Für viele Leute wanderten die Soldaten geradezu ins Schlachthaus, denn der Tod war beinah gewiss. Und das alles wozu? Um die Interessen der privilegierten Klassen zu schützen?
Zweifellos konnte sich eine so große Revolte wie die der semana trágica (‚tragische Woche’) nicht nur auf Grund dieses Motivs entwickeln, es war lediglich der Funke, der das Feuer entfachte, denn die eigentlichen Motive waren tief mit den sozialen Umständen, in denen man in Barcelona zu Beginn des 20. Jahrhunderts lebte, als auch mit dem großen Ressentiment verwurzelt, das man gegen die Mächtigen und die privilegierten Klassen hegte.
- Die Leute lebten am Rande der Gesellschaft in den Vororten der Stadt.
- In Wohnungen, die nicht die geringste Hygiene aufzuweisen hatten.
- Ressourcenmangel, weshalb die Einschulung der Kinder unmöglich war und die Kinder ab dem 8. Lebensjahr in Fabriken arbeiten mussten.
- Arbeitstage von 12 bis 13 Stunden, sogar sonntags.
- Keine Art von sozialer Absicherung.
Unter diesen Umständen betrachtete man den Krieg als einen egoistischen Akt, der einen Angriff auf die Wirtschaft der katalanischen Familien und noch mehr auf die Menschen selbst darstellte.
Der Verlauf der Woche:
Montag, 26 Juli
Der Generalstreik wurde mehrheitlich in Barcelona, Sabadell, Terrasse, Badalona, Mataró, Granollers und Sitges ausgerufen. Zur Koordinierung und Leitung wurde ein Streikkomitee gegründet. Die Behörden befahlen der Armee auf die Straße zu gehen, wo sie von der Bevölkerung mit Rufen wie „Es lebe die Armee!“, „Nieder mit dem Krieg!“ und „Kämpft für unsere Brüder in Marokko!“ empfangen wurde.
Ab acht Uhr morgens steht die Stadt still, die Geschäfte und Fabriken schließen und die Straßenbahnen fahren nicht. Das Spezielle an dieser Woche ist die Komplizenschaft, die zwischen der Armee und den Rebellen entsteht. Die Armee wollte nicht gegen die Bevölkerung kämpfen, da diese auf ihren Demonstrationen die Soldaten verteidigte, die nach Marokko geschickt worden waren.
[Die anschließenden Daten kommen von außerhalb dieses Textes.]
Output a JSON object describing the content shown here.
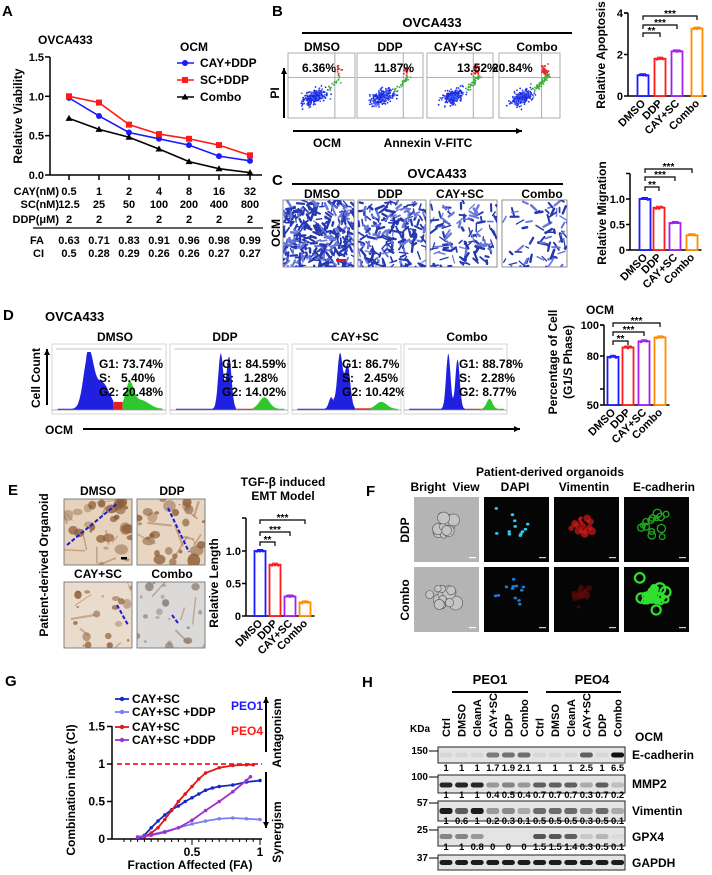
{
  "panel_labels": [
    "A",
    "B",
    "C",
    "D",
    "E",
    "F",
    "G",
    "H"
  ],
  "panel_a": {
    "legend_title": "OCM",
    "dose_table": {
      "labels": [
        "CAY(nM)",
        "SC(nM)",
        "DDP(μM)"
      ],
      "rows": [
        [
          "0.5",
          "1",
          "2",
          "4",
          "8",
          "16",
          "32"
        ],
        [
          "12.5",
          "25",
          "50",
          "100",
          "200",
          "400",
          "800"
        ],
        [
          "2",
          "2",
          "2",
          "2",
          "2",
          "2",
          "2"
        ]
      ]
    },
    "fa_label": "FA",
    "fa": [
      "0.63",
      "0.71",
      "0.83",
      "0.91",
      "0.96",
      "0.98",
      "0.99"
    ],
    "ci_label": "CI",
    "ci": [
      "0.5",
      "0.28",
      "0.29",
      "0.26",
      "0.26",
      "0.27",
      "0.27"
    ]
  },
  "panel_b": {
    "title": "OVCA433",
    "groups": [
      "DMSO",
      "DDP",
      "CAY+SC",
      "Combo"
    ],
    "percentages": [
      "6.36%",
      "11.87%",
      "13.52%",
      "20.84%"
    ],
    "y_axis": "PI",
    "condition": "OCM",
    "x_axis": "Annexin V-FITC"
  },
  "panel_c": {
    "title": "OVCA433",
    "groups": [
      "DMSO",
      "DDP",
      "CAY+SC",
      "Combo"
    ],
    "condition": "OCM"
  },
  "panel_d": {
    "title": "OVCA433",
    "groups": [
      "DMSO",
      "DDP",
      "CAY+SC",
      "Combo"
    ],
    "phases": [
      {
        "g1": "G1: 73.74%",
        "s": "S:   5.40%",
        "g2": "G2: 20.48%"
      },
      {
        "g1": "G1: 84.59%",
        "s": "S:   1.28%",
        "g2": "G2: 14.02%"
      },
      {
        "g1": "G1: 86.7%",
        "s": "S:   2.45%",
        "g2": "G2: 10.42%"
      },
      {
        "g1": "G1: 88.78%",
        "s": "S:   2.28%",
        "g2": "G2: 8.77%"
      }
    ],
    "y_axis": "Cell Count",
    "x_axis": "OCM"
  },
  "panel_e": {
    "side_label": "Patient-derived Organoid",
    "groups": [
      "DMSO",
      "DDP",
      "CAY+SC",
      "Combo"
    ]
  },
  "panel_f": {
    "title": "Patient-derived organoids",
    "columns": [
      "Bright  View",
      "DAPI",
      "Vimentin",
      "E-cadherin"
    ],
    "rows": [
      "DDP",
      "Combo"
    ]
  },
  "panel_g": {
    "group_labels": [
      "PEO1",
      "PEO4"
    ],
    "group_colors": [
      "#1a1aff",
      "#ff1a1a"
    ],
    "antagonism": "Antagonism",
    "synergism": "Synergism"
  },
  "panel_h": {
    "groups": [
      "PEO1",
      "PEO4"
    ],
    "lanes": [
      "Ctrl",
      "DMSO",
      "CleanA",
      "CAY+SC",
      "DDP",
      "Combo",
      "Ctrl",
      "DMSO",
      "CleanA",
      "CAY+SC",
      "DDP",
      "Combo"
    ],
    "kda_label": "KDa",
    "condition": "OCM",
    "markers": [
      "150",
      "100",
      "57",
      "25",
      "37"
    ],
    "proteins": [
      {
        "name": "E-cadherin",
        "quant": [
          "1",
          "1",
          "1",
          "1.7",
          "1.9",
          "2.1",
          "1",
          "1",
          "1",
          "2.5",
          "1",
          "6.5"
        ]
      },
      {
        "name": "MMP2",
        "quant": [
          "1",
          "1",
          "1",
          "0.4",
          "0.5",
          "0.4",
          "0.7",
          "0.7",
          "0.7",
          "0.3",
          "0.7",
          "0.2"
        ]
      },
      {
        "name": "Vimentin",
        "quant": [
          "1",
          "0.6",
          "1",
          "0.2",
          "0.3",
          "0.1",
          "0.5",
          "0.5",
          "0.5",
          "0.3",
          "0.5",
          "0.1"
        ]
      },
      {
        "name": "GPX4",
        "quant": [
          "1",
          "1",
          "0.8",
          "0",
          "0",
          "0",
          "1.5",
          "1.5",
          "1.4",
          "0.3",
          "0.5",
          "0.1"
        ]
      },
      {
        "name": "GAPDH"
      }
    ]
  },
  "chart_data": [
    {
      "type": "line",
      "title": "OVCA433",
      "ylabel": "Relative Viability",
      "ylim": [
        0,
        1.5
      ],
      "yticks": [
        "0.0",
        "0.5",
        "1.0",
        "1.5"
      ],
      "x_categories": [
        "0.5",
        "1",
        "2",
        "4",
        "8",
        "16",
        "32"
      ],
      "legend_title": "OCM",
      "series": [
        {
          "name": "CAY+DDP",
          "color": "#1a1aff",
          "marker": "circle",
          "values": [
            0.98,
            0.75,
            0.54,
            0.46,
            0.38,
            0.24,
            0.18
          ]
        },
        {
          "name": "SC+DDP",
          "color": "#ff1a1a",
          "marker": "square",
          "values": [
            1.0,
            0.92,
            0.64,
            0.52,
            0.46,
            0.38,
            0.25
          ]
        },
        {
          "name": "Combo",
          "color": "#000000",
          "marker": "triangle",
          "values": [
            0.72,
            0.58,
            0.48,
            0.33,
            0.17,
            0.08,
            0.03
          ]
        }
      ]
    },
    {
      "type": "bar",
      "ylabel": "Relative Apoptosis",
      "ylim": [
        0,
        4
      ],
      "yticks": [
        "0",
        "2",
        "4"
      ],
      "categories": [
        "DMSO",
        "DDP",
        "CAY+SC",
        "Combo"
      ],
      "values": [
        1.0,
        1.8,
        2.15,
        3.25
      ],
      "colors": [
        "#1a1aff",
        "#ff1a1a",
        "#a020f0",
        "#ff8c00"
      ],
      "significance": [
        {
          "vs": "DDP",
          "label": "**"
        },
        {
          "vs": "CAY+SC",
          "label": "***"
        },
        {
          "vs": "Combo",
          "label": "***"
        }
      ]
    },
    {
      "type": "bar",
      "ylabel": "Relative Migration",
      "ylim": [
        0,
        1.5
      ],
      "yticks": [
        "0",
        "0.5",
        "1.0"
      ],
      "categories": [
        "DMSO",
        "DDP",
        "CAY+SC",
        "Combo"
      ],
      "values": [
        1.0,
        0.83,
        0.53,
        0.29
      ],
      "colors": [
        "#1a1aff",
        "#ff1a1a",
        "#a020f0",
        "#ff8c00"
      ],
      "significance": [
        {
          "vs": "DDP",
          "label": "**"
        },
        {
          "vs": "CAY+SC",
          "label": "***"
        },
        {
          "vs": "Combo",
          "label": "***"
        }
      ]
    },
    {
      "type": "bar",
      "title": "OCM",
      "ylabel_lines": [
        "Percentage of Cell",
        "(G1/S Phase)"
      ],
      "ylim": [
        50,
        100
      ],
      "yticks": [
        "50",
        "80",
        "100"
      ],
      "categories": [
        "DMSO",
        "DDP",
        "CAY+SC",
        "Combo"
      ],
      "values": [
        79.5,
        85.5,
        89.5,
        92
      ],
      "colors": [
        "#1a1aff",
        "#ff1a1a",
        "#a020f0",
        "#ff8c00"
      ],
      "significance": [
        {
          "vs": "DDP",
          "label": "**"
        },
        {
          "vs": "CAY+SC",
          "label": "***"
        },
        {
          "vs": "Combo",
          "label": "***"
        }
      ]
    },
    {
      "type": "bar",
      "title_lines": [
        "TGF-β induced",
        "EMT Model"
      ],
      "ylabel": "Relative Length",
      "ylim": [
        0,
        1.5
      ],
      "yticks": [
        "0",
        "0.5",
        "1.0"
      ],
      "categories": [
        "DMSO",
        "DDP",
        "CAY+SC",
        "Combo"
      ],
      "values": [
        1.0,
        0.79,
        0.3,
        0.21
      ],
      "colors": [
        "#1a1aff",
        "#ff1a1a",
        "#a020f0",
        "#ff8c00"
      ],
      "significance": [
        {
          "vs": "DDP",
          "label": "**"
        },
        {
          "vs": "CAY+SC",
          "label": "***"
        },
        {
          "vs": "Combo",
          "label": "***"
        }
      ]
    },
    {
      "type": "line",
      "xlabel": "Fraction Affected (FA)",
      "ylabel": "Combination index (CI)",
      "xlim": [
        0,
        1
      ],
      "ylim": [
        0,
        1.5
      ],
      "xticks": [
        "0.5",
        "1"
      ],
      "yticks": [
        "0",
        "0.5",
        "1",
        "1.5"
      ],
      "reference_line": {
        "y": 1,
        "color": "#ff1a1a",
        "style": "dashed"
      },
      "series": [
        {
          "name": "CAY+SC",
          "group": "PEO1",
          "color": "#1428c8",
          "x": [
            0.12,
            0.15,
            0.2,
            0.25,
            0.3,
            0.35,
            0.4,
            0.45,
            0.5,
            0.55,
            0.6,
            0.65,
            0.7,
            0.8,
            0.9,
            1.0
          ],
          "y": [
            0.02,
            0.05,
            0.15,
            0.24,
            0.32,
            0.39,
            0.44,
            0.5,
            0.55,
            0.6,
            0.65,
            0.68,
            0.7,
            0.72,
            0.76,
            0.78
          ]
        },
        {
          "name": "CAY+SC +DDP",
          "group": "PEO1",
          "color": "#7a80f0",
          "x": [
            0.1,
            0.2,
            0.3,
            0.4,
            0.5,
            0.6,
            0.7,
            0.8,
            0.9,
            1.0
          ],
          "y": [
            0.03,
            0.06,
            0.1,
            0.15,
            0.2,
            0.24,
            0.27,
            0.28,
            0.27,
            0.26
          ]
        },
        {
          "name": "CAY+SC",
          "group": "PEO4",
          "color": "#e01818",
          "x": [
            0.15,
            0.2,
            0.25,
            0.3,
            0.35,
            0.4,
            0.45,
            0.5,
            0.55,
            0.6,
            0.7,
            0.8,
            0.9,
            0.95
          ],
          "y": [
            0.03,
            0.08,
            0.15,
            0.26,
            0.38,
            0.5,
            0.6,
            0.7,
            0.8,
            0.88,
            0.95,
            0.98,
            0.99,
            0.99
          ]
        },
        {
          "name": "CAY+SC +DDP",
          "group": "PEO4",
          "color": "#a030d0",
          "x": [
            0.1,
            0.2,
            0.3,
            0.4,
            0.5,
            0.6,
            0.7,
            0.8,
            0.9,
            0.93
          ],
          "y": [
            0.02,
            0.05,
            0.09,
            0.15,
            0.25,
            0.38,
            0.5,
            0.63,
            0.78,
            0.83
          ]
        }
      ]
    }
  ]
}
Aus diesem Grund lag die Befehlsgewalt über der Stadt nur noch in den Händen der spanischen Polizei (Guardia Civil) und den Sicherheitsorganen.
Vertreter der Solaridad Obrera (`Solidarischen Arbeiterschaft´) wollen vom Streik zur Revolution übergehen und das gleiche gilt für einige radikale Anführer. Doch noch will oder traut sich niemand den Aufstand in die Tat umzusetzen.
Die Regierung wurde ebenfalls unruhig, als sich der Minister De la Sierva und der Gouverneur Ángel Ossorio y Gallardo auf Grund ihrer Vorstellungen nicht einig wurden. Schließlich stimmte man einstimmig für den Minister De la Sierva (und seine Vorstellungen von der politischen und sozialen Revolution) und der Kriegszustand wurde ausgerufen. Der Gouverneur Ossorio y Gallardo, der davon ausging, dass die Situation mit traditionelleren Mitteln zu kontrollieren sei, legte sein Amt nieder.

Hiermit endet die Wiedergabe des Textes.